Joshua Kelley ran for 289 yards and 2 TDs, leading the Bruins to a 34-27 victory. His 289 yards comprised the third-highest single-game tally in UCLA history, and the most rushing yards by a Bruin in a game against their crosstown rival USC. After a back-and-forth game, Kelley scored a 55-yard touchdown with 10:39 remaining in the 4th quarter to give UCLA the lead, which they were able to maintain. With the win, UCLA were able to finally reclaim the rights to the coveted Victory Bell for the first time in four years.

| Quarter | 1 | 2 | 3 | 4 | Total |
|---|---|---|---|---|---|
| Trojans | 10 | 14 | 3 | 0 | 27 |
| Bruins | 14 | 7 | 0 | 13 | 34 |

===Stanford===

The Bruins had possession of the ball twice in the final 3 1/2 minutes of the game, but failed to go ahead or even the score on both drives in a 49–42 defeat to Stanford. Cardinal quarterback K. J. Costello threw a career-high five touchdowns, including three to receiver J. J. Arcega-Whiteside. UCLA had scored 15 unanswered points to briefly take the lead in the fourth quarter but ultimately suffered their 11th straight loss to the Cardinal.

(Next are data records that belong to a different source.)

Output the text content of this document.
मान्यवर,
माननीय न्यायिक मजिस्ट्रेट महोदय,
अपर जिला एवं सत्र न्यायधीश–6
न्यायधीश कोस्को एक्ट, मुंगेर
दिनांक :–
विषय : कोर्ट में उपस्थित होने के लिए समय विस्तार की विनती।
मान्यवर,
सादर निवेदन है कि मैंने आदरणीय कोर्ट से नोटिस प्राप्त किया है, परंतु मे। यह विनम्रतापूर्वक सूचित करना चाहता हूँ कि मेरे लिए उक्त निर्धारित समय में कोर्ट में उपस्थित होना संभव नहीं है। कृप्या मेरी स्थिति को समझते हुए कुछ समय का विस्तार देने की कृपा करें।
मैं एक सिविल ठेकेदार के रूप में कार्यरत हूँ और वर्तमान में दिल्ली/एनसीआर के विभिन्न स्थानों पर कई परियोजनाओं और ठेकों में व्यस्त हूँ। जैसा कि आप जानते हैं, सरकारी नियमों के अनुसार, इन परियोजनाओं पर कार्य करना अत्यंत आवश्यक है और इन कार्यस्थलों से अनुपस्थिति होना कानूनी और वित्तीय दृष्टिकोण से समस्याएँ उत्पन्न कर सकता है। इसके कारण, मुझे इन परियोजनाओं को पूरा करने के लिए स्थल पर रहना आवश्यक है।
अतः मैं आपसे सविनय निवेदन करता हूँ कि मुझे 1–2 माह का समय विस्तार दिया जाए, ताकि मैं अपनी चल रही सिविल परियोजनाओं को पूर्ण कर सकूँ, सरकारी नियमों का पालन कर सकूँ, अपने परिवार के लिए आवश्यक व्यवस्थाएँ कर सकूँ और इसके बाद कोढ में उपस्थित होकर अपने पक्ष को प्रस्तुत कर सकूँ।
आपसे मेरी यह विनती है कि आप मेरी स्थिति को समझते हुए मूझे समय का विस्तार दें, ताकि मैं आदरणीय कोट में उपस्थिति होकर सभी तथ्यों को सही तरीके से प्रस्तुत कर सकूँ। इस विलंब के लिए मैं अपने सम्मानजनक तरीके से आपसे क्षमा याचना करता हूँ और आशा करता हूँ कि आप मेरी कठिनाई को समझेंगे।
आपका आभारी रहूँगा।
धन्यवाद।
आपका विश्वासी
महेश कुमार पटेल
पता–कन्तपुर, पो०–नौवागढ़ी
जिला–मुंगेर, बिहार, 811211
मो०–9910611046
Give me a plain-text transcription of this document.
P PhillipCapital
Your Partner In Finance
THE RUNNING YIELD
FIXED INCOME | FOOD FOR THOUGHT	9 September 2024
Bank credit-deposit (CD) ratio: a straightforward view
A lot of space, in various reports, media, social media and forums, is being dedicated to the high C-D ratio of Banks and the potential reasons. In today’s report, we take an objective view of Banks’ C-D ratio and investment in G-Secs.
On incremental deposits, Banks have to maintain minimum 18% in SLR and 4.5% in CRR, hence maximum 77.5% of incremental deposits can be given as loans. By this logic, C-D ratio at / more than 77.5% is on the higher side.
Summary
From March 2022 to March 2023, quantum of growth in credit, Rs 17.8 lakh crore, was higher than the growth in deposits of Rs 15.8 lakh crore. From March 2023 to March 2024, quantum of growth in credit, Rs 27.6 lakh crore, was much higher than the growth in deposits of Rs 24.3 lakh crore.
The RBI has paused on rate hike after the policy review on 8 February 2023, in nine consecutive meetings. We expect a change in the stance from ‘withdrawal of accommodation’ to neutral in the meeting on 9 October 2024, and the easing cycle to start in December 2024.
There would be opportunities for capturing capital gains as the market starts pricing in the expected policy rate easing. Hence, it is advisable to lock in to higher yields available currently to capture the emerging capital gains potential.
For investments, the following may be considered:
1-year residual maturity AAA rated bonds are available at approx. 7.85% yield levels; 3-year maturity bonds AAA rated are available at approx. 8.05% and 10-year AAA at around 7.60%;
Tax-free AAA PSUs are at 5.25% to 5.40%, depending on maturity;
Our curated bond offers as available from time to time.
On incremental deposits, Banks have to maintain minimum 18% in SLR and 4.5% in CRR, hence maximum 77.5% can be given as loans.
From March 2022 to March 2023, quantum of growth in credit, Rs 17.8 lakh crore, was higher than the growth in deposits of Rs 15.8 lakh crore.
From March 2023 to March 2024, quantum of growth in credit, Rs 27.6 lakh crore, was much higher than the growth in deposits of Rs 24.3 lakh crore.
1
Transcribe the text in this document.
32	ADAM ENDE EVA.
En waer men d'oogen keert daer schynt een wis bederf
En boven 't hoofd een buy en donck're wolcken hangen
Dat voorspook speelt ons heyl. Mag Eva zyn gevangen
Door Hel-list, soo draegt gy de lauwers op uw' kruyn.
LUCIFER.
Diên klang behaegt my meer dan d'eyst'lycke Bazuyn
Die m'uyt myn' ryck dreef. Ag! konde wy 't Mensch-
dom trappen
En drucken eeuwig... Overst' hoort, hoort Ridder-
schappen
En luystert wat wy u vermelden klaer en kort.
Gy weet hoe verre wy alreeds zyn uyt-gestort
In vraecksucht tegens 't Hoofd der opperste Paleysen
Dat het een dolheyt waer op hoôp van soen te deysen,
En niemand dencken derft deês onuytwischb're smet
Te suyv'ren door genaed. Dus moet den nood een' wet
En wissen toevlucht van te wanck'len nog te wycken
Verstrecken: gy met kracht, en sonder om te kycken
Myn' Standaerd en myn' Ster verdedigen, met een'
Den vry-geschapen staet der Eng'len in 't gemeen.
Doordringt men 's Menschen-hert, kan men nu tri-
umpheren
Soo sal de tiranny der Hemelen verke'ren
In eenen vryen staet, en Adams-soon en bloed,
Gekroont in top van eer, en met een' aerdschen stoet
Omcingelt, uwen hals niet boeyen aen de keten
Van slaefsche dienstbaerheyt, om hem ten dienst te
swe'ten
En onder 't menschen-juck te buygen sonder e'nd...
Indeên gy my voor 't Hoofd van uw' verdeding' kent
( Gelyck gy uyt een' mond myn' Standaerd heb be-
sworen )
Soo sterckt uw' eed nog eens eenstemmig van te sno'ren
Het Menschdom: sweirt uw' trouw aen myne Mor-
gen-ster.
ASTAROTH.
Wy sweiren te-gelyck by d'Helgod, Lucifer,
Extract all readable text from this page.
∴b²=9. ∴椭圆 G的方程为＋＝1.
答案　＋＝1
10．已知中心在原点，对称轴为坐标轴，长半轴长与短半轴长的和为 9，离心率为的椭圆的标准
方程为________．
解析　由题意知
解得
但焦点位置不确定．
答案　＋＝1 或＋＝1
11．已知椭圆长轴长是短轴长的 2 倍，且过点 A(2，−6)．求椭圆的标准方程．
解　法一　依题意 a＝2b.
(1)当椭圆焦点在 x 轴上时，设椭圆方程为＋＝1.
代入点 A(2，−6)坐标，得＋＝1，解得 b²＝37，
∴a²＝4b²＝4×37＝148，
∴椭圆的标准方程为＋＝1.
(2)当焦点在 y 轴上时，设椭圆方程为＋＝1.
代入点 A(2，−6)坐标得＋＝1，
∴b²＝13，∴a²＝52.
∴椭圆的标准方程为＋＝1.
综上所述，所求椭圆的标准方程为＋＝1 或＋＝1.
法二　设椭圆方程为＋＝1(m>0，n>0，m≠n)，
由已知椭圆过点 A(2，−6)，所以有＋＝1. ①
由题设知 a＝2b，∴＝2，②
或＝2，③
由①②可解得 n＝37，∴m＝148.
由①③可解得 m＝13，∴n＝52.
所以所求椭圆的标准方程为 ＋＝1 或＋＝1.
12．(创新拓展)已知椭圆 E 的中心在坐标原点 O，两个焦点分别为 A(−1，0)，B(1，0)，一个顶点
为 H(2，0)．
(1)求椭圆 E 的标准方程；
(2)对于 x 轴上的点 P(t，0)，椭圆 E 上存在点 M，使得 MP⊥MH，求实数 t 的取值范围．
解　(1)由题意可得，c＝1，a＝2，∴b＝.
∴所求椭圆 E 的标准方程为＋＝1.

Speight threw for a career-high 466 yards in his final collegiate game, and despite the loss, the Bruins accumulated a season-high 528 yards of total offense. Tight end Caleb Wilson added 184 yards receiving. The Rose Bowl attendance of 38,391 was the Bruins' smallest home crowd since 1997. UCLA finished the season with a 3–9 record, their worst since going 2–7–1 in 1971.

| Quarter | 1 | 2 | 3 | 4 | Total |
|---|---|---|---|---|---|
| Cardinal | 10 | 17 | 14 | 8 | 49 |
| Bruins | 6 | 14 | 16 | 6 | 42 |

==Honors==

===Pac-12===

| Team | Player | Position | Year |
|---|---|---|---|
| First | Caleb Wilson | TE | JR |
| Second | Adarius Pickett | DB | SR |
| Honorable | Stefan Flintoft | P | SR |
| Honorable | Darnay Holmes | DB | SO |
| Honorable | Theo Howard | WR | JR |
| Honorable | Joshua Kelley | RB | JR |
| Honorable | J.J. Molson | PK | JR |

==Players drafted into the NFL==

| Round | Pick | Player | Position | NFL Club |
| 7 | 254 | Caleb Wilson^{†} | TE | Arizona Cardinals |
^{†} Mr. Irrelevant 2019

==Notes==
- August 30, 2018 – Wilton Speight named starting quarterback for the Bruins for the season opener vs. Cincinnati.
- September 21, 2018 – Sophomore QB Devon Modster announces his intentions to transfer from UCLA.
- October 15, 2018 – Keisean Lucier-South named Pac-12 Conference Defensive Player of the Week.
- November 19, 2018 – Joshua Kelley named Pac-12 Conference Offensive Player of the Week.